# My own brother experiencing ID10T error!



## TrippyTom (Sep 27, 2005)

My brother has been pestering me to look at his computer and see if I can fix some things on it every time he's on the phone with me.  Well, he cornered me again while I was visiting him this past weekend, so I finally gave in and checked it.

He was complaining that his left speaker hasn't worked for a very long time (like 6 months or so) and his printer wasn't working at all.  After about 5 minutes, I showed him why:
 The left speaker was plugged into the back of the PC in some random slot on the sound card INSTEAD OF the right speaker.
 There was an error that said exactly what was wrong with the printer (but apparently he never bothered to read it).  He had the wrong color cartridge in it.  I removed it and it printed in black and white fine.
This is yet another example of the fact that people don't read.


----------



## Barrie Davidson (Sep 27, 2005)

Love the subject line!!!


----------



## Felix Atagong (Sep 29, 2005)

I purchased a sales management database more than 10 years ago from a British company. On the disks was written the code to activate the program, but that refused to work.

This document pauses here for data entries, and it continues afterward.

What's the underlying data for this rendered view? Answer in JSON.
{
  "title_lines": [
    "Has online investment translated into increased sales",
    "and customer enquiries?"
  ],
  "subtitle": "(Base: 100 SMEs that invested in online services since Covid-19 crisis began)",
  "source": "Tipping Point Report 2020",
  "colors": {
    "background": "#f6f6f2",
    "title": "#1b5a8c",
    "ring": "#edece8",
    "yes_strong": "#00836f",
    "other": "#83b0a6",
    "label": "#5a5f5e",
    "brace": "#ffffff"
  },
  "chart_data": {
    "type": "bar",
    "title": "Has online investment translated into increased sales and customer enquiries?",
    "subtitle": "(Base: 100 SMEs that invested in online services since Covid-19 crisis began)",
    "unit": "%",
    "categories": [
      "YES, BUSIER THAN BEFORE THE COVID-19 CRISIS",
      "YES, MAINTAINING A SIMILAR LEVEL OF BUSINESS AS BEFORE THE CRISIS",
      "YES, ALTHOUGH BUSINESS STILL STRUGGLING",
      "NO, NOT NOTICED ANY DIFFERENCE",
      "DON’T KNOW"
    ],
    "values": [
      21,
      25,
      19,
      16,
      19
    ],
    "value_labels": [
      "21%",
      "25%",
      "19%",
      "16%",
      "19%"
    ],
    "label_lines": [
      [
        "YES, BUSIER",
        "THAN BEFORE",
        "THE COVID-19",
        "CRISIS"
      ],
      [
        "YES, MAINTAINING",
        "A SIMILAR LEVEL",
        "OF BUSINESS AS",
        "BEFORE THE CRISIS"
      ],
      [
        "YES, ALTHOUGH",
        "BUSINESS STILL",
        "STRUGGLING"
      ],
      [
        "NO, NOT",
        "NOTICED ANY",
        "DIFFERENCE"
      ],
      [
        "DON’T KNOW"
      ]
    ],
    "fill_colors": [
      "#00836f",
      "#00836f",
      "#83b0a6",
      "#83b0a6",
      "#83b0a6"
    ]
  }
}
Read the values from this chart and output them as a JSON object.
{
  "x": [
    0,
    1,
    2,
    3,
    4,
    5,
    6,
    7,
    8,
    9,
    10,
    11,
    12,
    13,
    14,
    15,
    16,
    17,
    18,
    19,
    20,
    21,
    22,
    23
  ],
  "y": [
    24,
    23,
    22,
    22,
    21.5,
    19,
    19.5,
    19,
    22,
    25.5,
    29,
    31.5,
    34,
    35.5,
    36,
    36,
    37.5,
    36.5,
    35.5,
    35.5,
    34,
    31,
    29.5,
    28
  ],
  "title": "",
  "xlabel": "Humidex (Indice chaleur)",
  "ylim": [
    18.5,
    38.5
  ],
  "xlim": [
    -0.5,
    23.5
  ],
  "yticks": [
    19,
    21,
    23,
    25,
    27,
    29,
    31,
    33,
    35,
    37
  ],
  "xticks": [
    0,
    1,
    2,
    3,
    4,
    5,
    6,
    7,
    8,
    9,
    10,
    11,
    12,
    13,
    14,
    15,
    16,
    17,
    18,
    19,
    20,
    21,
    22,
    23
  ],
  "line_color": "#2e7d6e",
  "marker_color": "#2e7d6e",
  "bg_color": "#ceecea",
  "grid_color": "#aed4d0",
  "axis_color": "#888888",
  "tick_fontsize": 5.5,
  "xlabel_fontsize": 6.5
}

As it was quite expensive I took the phone to insult that lousy #&#&#& of a sales person who had sold me that crap. The secretary asked me who I wanted to speak to. So I took the letter from the company to find the name of the sales guy... and found out that he had written that the code on the disks was not the right one. In fact the (latest version of the) program was so new that the code hadn't been implemented yet. I just had to fill in a simple 0 (zero) to make the thing work.

So when the salesman took the phone I didn't know what to say, so I congratulated him with his new product...


----------



## Cbrine (Sep 30, 2005)

At least you read it before you got the salesman on the line, instead of after!!  

Cal


----------